Regarding claim 1, Etgen teaches a method for improving completeness of a first set of log files (Etgen, ¶ [0001], teaches the present invention provides a method, apparatus, and computer implemented instructions for calculating data integrity metrics for Web server activity log analysis. Etgen, ¶ [0038], teaches this Web activity report also may include an identification as to the confidence or accuracy of the analysis. Further, Etgen, ¶ [0059], teaches the mechanism also may fill-in missing data to increase the accuracy or integrity of the report), comprising: 
receiving, at a database system, the first set of log files, each of the first set of log files including a plurality of log file records (Etgen, ¶ [0027], teaches the analysis is conducted using metrics database. The analysis may examine time segments within the log to determine whether time gaps between data are sufficient to indicate that a loss of data has occurred. Etgen, ¶ [0060], teaches logs may be selected from section for analysis. Logs may be added to section 404 by selecting “Add” button. ; 
storing, at the database system, a second set of log files, each of the second set of log files corresponding to a respective one of the first set of log files (Etgen, ¶ [0018], teaches server may store data in logs, which may reflect accesses and requests by clients. Further, Etgen, ¶ [0020], teaches the analysis of logs generated by a server may be analyzed using a data processing system similar to data processing system. Etgen, ¶ [0040], teaches the specification of time gap tolerances may be made through an automated process analyzing “clean” example logs. As used herein, “clean” logs are logs that are known to contain no time gaps due to data loss. In this example, a user provides 4 example logs that are believed to be free of data loss. The process in step 600 goes through the logs record by record and combines all of the data from matching 30 minute chunks of time); 
comparing, at the database system, record counts of the first set of log files with record counts of the second set of log files (Etgen, ¶ [0026], teaches the data integrity metrics are provided for variables, such as, for example, hits, requests, page views, and sessions. These data integrity metrics may be used by a log analysis process to “fill-in” holes in data if desired. For example, reports showing total hit counts may be generated with “fill-in” data when data integrity problems are identified. Such a report may state that the numbers reflect the likely number of total hits with some measure of data integrity. Further, Etgen, ¶ [0027], teaches the analysis may examine time segments within the log to determine whether time gaps between data are sufficient to indicate that a loss of data has occurred. This analysis may include ; 
Etgen teaches the limitations as identified above. 

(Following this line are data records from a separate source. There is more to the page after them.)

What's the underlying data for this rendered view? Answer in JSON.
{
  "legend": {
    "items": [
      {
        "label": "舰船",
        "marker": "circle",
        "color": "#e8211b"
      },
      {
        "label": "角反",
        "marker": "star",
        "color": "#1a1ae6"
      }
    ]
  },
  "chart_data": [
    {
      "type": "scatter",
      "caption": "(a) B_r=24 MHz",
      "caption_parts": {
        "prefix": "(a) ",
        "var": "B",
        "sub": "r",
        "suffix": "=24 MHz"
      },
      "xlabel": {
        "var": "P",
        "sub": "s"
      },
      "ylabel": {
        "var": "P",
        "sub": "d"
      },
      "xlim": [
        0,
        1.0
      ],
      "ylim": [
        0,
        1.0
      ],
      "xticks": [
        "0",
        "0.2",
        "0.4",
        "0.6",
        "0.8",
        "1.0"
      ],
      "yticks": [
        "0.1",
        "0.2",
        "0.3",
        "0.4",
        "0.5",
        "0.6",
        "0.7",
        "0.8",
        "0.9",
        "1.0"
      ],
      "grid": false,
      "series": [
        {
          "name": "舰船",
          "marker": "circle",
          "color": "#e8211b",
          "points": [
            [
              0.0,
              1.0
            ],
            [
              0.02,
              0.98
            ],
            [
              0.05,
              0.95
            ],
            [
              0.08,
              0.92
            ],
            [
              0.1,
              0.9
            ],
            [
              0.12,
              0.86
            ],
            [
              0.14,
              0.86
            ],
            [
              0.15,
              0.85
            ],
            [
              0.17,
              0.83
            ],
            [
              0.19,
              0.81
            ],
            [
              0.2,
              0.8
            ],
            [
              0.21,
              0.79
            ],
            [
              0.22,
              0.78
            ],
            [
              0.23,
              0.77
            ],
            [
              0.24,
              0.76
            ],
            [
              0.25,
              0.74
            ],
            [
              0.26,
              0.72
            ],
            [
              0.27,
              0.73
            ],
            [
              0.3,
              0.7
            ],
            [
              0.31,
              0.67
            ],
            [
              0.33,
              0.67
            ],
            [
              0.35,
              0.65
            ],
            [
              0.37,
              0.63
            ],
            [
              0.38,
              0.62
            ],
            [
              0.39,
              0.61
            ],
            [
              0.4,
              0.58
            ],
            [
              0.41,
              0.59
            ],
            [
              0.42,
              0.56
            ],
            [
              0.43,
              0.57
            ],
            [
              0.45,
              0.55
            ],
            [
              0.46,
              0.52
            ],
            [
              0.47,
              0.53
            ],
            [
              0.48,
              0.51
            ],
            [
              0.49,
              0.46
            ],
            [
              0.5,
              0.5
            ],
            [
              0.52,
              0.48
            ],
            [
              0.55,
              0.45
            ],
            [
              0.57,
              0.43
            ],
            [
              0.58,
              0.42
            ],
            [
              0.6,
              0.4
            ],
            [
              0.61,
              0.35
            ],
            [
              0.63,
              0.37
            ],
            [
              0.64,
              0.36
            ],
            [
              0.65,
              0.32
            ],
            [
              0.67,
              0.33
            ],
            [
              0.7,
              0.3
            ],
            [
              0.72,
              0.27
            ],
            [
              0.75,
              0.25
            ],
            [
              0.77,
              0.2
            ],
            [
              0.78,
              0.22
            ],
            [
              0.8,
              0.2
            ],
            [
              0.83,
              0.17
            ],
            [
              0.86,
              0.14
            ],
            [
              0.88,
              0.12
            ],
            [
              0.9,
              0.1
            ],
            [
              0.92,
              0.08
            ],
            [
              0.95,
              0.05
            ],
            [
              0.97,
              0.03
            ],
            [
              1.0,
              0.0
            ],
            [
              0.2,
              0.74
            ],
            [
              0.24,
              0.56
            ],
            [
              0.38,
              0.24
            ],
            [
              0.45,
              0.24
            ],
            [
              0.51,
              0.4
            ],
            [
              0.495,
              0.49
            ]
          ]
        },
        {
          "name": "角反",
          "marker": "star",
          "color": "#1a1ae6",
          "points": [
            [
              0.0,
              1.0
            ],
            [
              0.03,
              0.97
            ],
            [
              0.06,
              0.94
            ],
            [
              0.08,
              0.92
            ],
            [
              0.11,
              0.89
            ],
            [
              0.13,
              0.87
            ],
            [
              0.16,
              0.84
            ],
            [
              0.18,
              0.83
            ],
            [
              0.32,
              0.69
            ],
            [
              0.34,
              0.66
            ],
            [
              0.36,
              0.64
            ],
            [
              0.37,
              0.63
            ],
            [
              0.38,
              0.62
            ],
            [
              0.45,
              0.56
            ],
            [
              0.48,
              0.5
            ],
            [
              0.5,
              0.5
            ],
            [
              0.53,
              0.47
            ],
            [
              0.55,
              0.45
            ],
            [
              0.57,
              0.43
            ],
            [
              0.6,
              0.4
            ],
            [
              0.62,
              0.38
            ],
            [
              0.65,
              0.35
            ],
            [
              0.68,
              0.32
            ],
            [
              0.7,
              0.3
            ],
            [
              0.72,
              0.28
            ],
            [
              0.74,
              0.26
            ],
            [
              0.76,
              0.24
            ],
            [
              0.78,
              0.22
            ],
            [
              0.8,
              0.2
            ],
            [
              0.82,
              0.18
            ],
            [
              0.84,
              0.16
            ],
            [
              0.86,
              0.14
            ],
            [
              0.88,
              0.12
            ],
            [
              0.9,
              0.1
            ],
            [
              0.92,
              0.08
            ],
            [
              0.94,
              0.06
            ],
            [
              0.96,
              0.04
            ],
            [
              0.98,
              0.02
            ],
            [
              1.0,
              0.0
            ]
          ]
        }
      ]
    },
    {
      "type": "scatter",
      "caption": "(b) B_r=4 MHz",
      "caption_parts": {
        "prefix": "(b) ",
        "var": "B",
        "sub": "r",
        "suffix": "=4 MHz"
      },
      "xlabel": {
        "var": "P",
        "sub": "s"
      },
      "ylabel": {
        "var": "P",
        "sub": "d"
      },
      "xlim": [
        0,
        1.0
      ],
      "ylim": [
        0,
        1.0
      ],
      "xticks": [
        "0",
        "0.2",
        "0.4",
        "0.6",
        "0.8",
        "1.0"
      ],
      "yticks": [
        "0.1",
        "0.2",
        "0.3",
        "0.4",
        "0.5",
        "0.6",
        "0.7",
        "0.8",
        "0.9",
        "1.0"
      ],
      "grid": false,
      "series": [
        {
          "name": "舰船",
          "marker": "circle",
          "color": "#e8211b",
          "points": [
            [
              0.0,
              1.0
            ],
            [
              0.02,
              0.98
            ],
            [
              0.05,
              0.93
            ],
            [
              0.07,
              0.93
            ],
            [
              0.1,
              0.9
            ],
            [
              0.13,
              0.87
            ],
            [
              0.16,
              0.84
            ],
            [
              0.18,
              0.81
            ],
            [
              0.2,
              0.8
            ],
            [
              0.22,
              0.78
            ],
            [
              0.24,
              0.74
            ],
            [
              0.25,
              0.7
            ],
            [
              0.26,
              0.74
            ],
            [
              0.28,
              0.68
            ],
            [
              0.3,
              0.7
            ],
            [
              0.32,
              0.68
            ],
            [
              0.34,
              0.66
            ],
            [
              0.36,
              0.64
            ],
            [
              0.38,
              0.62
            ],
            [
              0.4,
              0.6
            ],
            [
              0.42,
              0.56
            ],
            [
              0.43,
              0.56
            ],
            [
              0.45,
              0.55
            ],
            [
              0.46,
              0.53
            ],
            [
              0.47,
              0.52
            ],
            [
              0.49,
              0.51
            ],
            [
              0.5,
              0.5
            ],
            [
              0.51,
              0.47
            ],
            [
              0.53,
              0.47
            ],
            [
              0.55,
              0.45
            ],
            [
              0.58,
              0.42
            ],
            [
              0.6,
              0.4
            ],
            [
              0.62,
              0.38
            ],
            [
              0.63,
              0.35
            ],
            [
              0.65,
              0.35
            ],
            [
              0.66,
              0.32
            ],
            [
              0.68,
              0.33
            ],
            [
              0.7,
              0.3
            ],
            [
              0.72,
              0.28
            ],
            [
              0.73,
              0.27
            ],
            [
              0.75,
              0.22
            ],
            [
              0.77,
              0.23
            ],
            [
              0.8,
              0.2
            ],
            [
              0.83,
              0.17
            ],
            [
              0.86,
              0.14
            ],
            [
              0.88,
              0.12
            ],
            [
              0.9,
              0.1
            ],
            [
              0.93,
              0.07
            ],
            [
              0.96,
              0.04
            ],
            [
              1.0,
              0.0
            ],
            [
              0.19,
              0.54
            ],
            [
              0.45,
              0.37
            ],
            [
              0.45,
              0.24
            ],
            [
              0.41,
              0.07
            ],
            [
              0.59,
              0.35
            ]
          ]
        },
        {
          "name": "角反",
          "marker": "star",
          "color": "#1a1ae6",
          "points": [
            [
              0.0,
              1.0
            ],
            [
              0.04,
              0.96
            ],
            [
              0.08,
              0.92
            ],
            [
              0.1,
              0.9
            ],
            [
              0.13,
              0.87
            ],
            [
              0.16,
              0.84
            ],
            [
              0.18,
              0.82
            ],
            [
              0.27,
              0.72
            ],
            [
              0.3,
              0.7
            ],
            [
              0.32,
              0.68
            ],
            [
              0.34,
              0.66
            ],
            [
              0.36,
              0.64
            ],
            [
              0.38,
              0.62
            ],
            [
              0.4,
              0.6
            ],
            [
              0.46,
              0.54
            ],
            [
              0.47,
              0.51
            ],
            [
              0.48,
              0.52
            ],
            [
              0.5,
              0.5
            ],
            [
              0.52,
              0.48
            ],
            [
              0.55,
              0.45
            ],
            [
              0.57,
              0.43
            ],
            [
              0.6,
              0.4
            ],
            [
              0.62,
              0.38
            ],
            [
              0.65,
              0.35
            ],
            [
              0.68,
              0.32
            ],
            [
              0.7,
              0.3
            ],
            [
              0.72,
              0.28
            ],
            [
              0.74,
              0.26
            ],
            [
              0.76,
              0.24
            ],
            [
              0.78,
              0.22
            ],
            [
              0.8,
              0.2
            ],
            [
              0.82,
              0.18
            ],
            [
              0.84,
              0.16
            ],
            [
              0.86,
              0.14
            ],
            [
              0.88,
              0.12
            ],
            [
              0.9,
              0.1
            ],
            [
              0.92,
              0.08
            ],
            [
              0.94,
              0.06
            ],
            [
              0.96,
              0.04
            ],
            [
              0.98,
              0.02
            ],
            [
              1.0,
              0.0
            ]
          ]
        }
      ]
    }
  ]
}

Etgen does not explicitly teach:
ranking, in response to the comparing, the second set of log files based on a completeness impact determined for each of the second set of log files, wherein the completeness impact for each of the second set of log files is computed based on a difference in record counts between that particular one of the second set of log files and the corresponding one of the first set of log files; 
determining a set of replay candidate log files based on the ranking of the second set of log files and their respective completeness impacts; and 
requesting, by the database system, a replaying of a subset of the replay candidate log files that achieves a target completeness value.  
However, De Schacht teaches:
ranking, in response to the comparing, the second set of log files based on a completeness impact determined for each of the second set of log files (De Schacht, ¶ [0018], teaches the best-candidate file is chosen from a set of application data files for a given interval from the plurality of log servers and that have the same start and stop points. Further, De Schacht, ¶ [0020], teaches the best-candidate file having lost application messages and not having lost more than x percent of application messages for the interval is augmented by the lost application messages existing in other files of the set of files, x being predetermined. In one embodiment, x is comprised between fifteen and forty five), wherein the completeness impact for each of the second set of log files is computed based on a difference in record counts between that particular one of the second set of log files and a corresponding one of the first set of log files (De Schacht, ¶ [0019], teaches the best-candidate file is chosen from among the chosen set of files, the file with the lowest application message loss rate. According to an advantageous embodiment, in case some application data files have the same number of application messages, then the best-candidate file is chosen from among the application data files with the lowest application message loss rate, the file with the lowest control message loss rate); 
determining a set of replay candidate log files based on the ranking of the second set of log files and their respective completeness impacts (De Schacht, ¶ [0054, 0055], discloses the best-candidate file having lost application messages and not having lost more than x percent of application messages for the interval is augmented by the lost application messages existing in other files of the set of files, x being predetermined. In one embodiment, x is comprised between fifteen and forty five … upon determining from among a plurality of application data files from each of the plurality of log servers, an application data file as a best-candidate for a given interval, the server forwards the best-candidate file for application processing); and 
requesting, by the database system, a replaying of a subset of the replay candidate log files that achieves a target completeness value (De Schacht, ¶ [0084], teaches the system also improves the quality of the selected best-candidate by retrieving a part of missing messages in other synchronized files. The improvement is only done for synchronized files where the best-candidate has lost less than x % of the messages (i.e. the number of received messages is greater than (100−x) %). ≦x≦45 and more advantageously x=30, i.e. the number of received messages is greater than 70%. If even the best-candidate file has lost more than x % messages, it is considered that the other application data file cannot provide the missing messages).  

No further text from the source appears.